According to a study from Ponemon and MegaPath, negligent employees and failure to meet compliance needs are the key reasons that more than 90-percent of the small healthcare networks included in the study suffered a breach last year.
The study, which included 708 IT and administrative practitioners in the segment, 91-percent reported at least one data breach in 2011, with 23-percent of those reporting at least one case of patient medical identity theft as a result.
'We found that, while a majority of respondents agree that their organizations are taking the appropriate steps to protect the privacy and rights of patients and comply with HIPAA requirements, only 31 percent believe that their management views privacy and data security as a top priority,' said Dr. Larry Ponemon, Ph.D., Chairman and Founder, The Ponemon Institute.
'Surprisingly, only 30 percent agree that they have adequate resources to ensure that privacy and data security requirements are met.'
Moreover, there is a clear lack of definition when it comes to responsibility, as one-third of those who took part in the MegaPath-funded study said that no one person has overall responsibility for protecting patent data. This is on top of the 70-percent in the study that reported that their organizations lack the funding to meet governance, risk management and compliance requirements.
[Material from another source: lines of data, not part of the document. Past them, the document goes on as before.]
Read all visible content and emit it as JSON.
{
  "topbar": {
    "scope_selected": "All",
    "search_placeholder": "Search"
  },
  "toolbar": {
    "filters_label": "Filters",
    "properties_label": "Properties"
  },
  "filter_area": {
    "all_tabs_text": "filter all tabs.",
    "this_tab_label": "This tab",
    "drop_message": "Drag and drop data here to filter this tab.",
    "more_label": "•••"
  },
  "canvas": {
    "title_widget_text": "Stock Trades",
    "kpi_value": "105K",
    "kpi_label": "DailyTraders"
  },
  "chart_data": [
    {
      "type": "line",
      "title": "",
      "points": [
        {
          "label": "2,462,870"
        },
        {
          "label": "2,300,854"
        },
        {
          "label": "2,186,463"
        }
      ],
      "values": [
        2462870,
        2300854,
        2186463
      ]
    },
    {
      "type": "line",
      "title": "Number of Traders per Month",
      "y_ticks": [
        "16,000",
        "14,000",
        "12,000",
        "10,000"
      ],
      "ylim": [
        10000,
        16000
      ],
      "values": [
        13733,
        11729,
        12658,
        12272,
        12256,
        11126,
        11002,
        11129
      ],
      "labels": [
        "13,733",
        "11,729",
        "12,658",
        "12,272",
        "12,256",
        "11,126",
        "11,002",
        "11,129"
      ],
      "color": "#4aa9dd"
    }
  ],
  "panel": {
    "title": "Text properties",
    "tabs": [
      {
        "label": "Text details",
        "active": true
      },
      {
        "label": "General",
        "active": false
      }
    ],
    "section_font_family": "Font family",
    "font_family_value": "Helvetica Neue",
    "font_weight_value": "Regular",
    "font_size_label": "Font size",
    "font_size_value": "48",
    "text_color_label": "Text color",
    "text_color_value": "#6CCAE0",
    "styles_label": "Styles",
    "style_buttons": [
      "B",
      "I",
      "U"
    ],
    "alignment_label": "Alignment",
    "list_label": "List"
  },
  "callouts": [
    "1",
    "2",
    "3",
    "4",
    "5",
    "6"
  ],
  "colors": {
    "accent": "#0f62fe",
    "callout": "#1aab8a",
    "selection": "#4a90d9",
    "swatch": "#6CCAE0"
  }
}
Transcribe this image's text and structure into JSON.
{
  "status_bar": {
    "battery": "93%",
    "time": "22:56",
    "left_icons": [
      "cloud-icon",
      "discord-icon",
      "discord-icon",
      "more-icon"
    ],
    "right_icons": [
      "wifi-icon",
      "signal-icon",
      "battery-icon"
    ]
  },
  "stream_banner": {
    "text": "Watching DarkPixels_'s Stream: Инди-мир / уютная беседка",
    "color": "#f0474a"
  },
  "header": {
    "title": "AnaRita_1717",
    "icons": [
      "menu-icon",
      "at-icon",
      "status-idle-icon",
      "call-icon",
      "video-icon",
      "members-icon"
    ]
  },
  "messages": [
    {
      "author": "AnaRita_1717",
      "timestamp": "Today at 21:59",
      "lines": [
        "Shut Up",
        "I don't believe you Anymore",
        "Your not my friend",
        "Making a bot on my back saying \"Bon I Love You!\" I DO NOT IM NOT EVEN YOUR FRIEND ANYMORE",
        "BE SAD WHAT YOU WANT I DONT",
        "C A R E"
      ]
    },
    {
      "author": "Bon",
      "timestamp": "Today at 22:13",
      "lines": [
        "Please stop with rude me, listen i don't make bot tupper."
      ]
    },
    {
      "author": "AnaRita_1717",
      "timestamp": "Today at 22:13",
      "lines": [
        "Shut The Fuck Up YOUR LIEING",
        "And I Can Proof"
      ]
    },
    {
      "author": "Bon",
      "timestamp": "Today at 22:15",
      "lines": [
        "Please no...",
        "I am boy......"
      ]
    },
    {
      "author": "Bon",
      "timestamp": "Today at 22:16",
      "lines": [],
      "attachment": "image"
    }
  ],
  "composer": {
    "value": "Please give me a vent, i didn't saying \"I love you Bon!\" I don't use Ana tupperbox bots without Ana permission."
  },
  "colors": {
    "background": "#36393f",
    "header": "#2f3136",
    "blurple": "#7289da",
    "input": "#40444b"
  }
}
Part of the issue, something that most medical professionals can agree with, is that the smaller healthcare practices are behind when it comes to technology. Case in point, those included in the study reported that patient information is still stored paper form in most cases, rather than something that can be better secured. Perhaps this is why nearly half of the participants said that when it comes to funding, less than 10-percent of the IT budget actually goes towards security.
'Healthcare organizations across the country face an aggressive threat landscape and strict compliance mandates that, coupled with limited IT budgets, stretch the effectiveness of their security teams and technologies,' said S.L. Sweet, Director Managed Services, MegaPath.
The full report is online, but registration is required.